The recent decision by Amazon to reverse a decision to locate a headquarters operation in New York has again put the strategy of offering corporate incentives for capital investment back in the headlines. In case you have somehow missed the news coverage, here is the cliff notes version:
- NY Governor Cuomo and NYC Mayor Bill de Blasio work with the NYC Economic Development Corporation to convince the Amazon site selection team to locate a second Amazon headquarters in NYC.
- The capital investment is projected to create 25,000 jobs over a 10-year period.
- The average salary for these jobs is reported to have ranged from $100,000 to $150,000.
- Amazon committed to immediately hire 1,500 blue-color construction workers and invest $5 million in local workforce development.
- Some estimates suggest the capital investment would also create roughly 80,000 additional jobs in the service sector to support the headquarters.
- While challenging to estimate, it is expected the headquarter operation would have helped support NYC as a technology hub and spin off hundreds of technology start-up companies.
- Rather than work within the system, Congresswoman Alexandria Ocasio-Cortez used social media to express her opposition to the deal creating serious doubt within the site selection team that the local political environment would be supportive on Amazon.
- Most egregious (in my personal opinion) is the Congresswoman claimed the $3 billion in tax deferments and subsidies would now be available to invest in initiatives to improve the community’s general quality of life. [Of course, there is no $3 billion to invest without the incremental tax revenue collection associated with Amazon actually creating the jobs.]
- Amazon leadership decides to take the NYC location off the finalist list.
- The projected 25-year cumulative opportunity cost to NYC from Amazon’s reversal decision is over $27 billion.
- The NY Governor and NYC Mayor publicly rebuke the freshman Congresswoman for her naïveté.
- Congresswoman Alexandria Ocasio-Cortez makes news by offering to reconsider her opposition to the Amazon capital investment deal.
- NY initiates a deal recovery effort.
This is a sad story illustrating the need to educate elected officials on the fundamentals of economic development and basic structure of capital investment deals. Despite a degree in economics, the freshman Congresswoman failed to understand the potential ramifications of her public opposition to a major capital investment deal. She took a victory lap in the name of her constituents for scuttling the deal. And now, after a significant amount of backlash, is in the embarrassing process of flip-flopping.
What Can Be Learned From This Debacle?
- Basic training of elected officials on economic development needs to happen early in their term (particularly if a large capital investment is under negotiation). The unanswered question is who has the responsibility to make this happen? Should it be the Governor’s Office, the Mayor’s Office, or the local EDO?
- Companies care about the local political environment when making capital investment decisions. This is not a new learning. But, this case study really highlights just how important it is. Companies want to feel like local government will be collaborative partners in future success.

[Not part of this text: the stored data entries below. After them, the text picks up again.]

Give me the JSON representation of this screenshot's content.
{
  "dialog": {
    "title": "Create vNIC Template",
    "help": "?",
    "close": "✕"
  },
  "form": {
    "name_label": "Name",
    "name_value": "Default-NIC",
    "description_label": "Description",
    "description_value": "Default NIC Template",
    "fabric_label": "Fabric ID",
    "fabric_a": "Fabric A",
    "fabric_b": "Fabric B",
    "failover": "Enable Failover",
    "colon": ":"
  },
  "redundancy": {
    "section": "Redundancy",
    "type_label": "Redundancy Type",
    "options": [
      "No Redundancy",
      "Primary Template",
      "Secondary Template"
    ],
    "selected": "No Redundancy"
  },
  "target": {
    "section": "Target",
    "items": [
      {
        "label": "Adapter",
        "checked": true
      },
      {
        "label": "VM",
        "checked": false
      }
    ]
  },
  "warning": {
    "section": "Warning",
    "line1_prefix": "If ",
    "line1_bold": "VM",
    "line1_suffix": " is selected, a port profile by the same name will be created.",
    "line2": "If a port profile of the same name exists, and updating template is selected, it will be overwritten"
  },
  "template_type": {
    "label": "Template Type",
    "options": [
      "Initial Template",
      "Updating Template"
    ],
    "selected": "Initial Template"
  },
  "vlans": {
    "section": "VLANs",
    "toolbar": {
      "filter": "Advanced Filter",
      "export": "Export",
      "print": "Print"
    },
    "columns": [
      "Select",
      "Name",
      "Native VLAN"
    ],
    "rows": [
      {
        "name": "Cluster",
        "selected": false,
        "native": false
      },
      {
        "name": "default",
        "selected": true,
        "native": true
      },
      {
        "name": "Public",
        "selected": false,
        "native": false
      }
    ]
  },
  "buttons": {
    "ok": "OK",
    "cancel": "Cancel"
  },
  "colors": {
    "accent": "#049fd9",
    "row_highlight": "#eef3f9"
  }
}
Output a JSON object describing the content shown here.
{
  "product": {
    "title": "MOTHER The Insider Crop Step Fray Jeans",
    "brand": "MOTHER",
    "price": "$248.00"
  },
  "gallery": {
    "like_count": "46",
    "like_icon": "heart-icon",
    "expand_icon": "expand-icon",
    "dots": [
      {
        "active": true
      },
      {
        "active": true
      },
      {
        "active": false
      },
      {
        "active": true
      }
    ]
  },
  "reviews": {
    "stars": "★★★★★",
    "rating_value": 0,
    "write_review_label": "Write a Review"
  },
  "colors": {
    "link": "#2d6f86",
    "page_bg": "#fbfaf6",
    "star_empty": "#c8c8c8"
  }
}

No company executive wants constant confrontation with local politicians to do what is believed by management to be right for shareholders. It is pretty simple … collaboration = good, confrontation = bad.
- The difference between locations on the short list for capital investments is typically more emotional than rational. The only way a location makes the short list for consideration is if it can deliver on the “must have” criteria to ensure business success. For all intensive purposes the location options on the final list are indistinguishable from a projected return-on-investment perspective. The ultimate decision is made based on emotion (often described as “best fit for the company culture”). Not feeling welcome, not having confidence a collaborative environment will exist going forward, being publicly humiliated are all examples of emotional factors that can negatively differentiate a location and result in a no-go decision.
- The Yogi Berra philosophy of “It ain’t over ‘till it’s over” is alive and well. It is important to realize no capital investment deal is complete until it actually is. While I don’t think it is easy to win a deal after a competing location has been selected, it is clearly easy to lose one.
It will be interesting to see how this live case study plays out. Will Amazon swallow it’s pride and decide to move forward with NYC as the location for the headquarter investment? [I find it hard to envision that scenario playing out.] Will NY and NYC restructure the terms of the deal so Amazon can’t refuse it? If yes, how much will this gaffe cost NY taxpayers? Will the freshman Congresswoman be held accountable at the polls for her uninformed, and highly effective opposition to the deal? Will the Governor’s Office implement a basic training program in economic development for newly elected NY politicians? Will the economic development team in whatever location Amazon decides to put their headquarters at least send a box of chocolates to Congresswoman Alexandria Ocasio-Cortez as a thank you?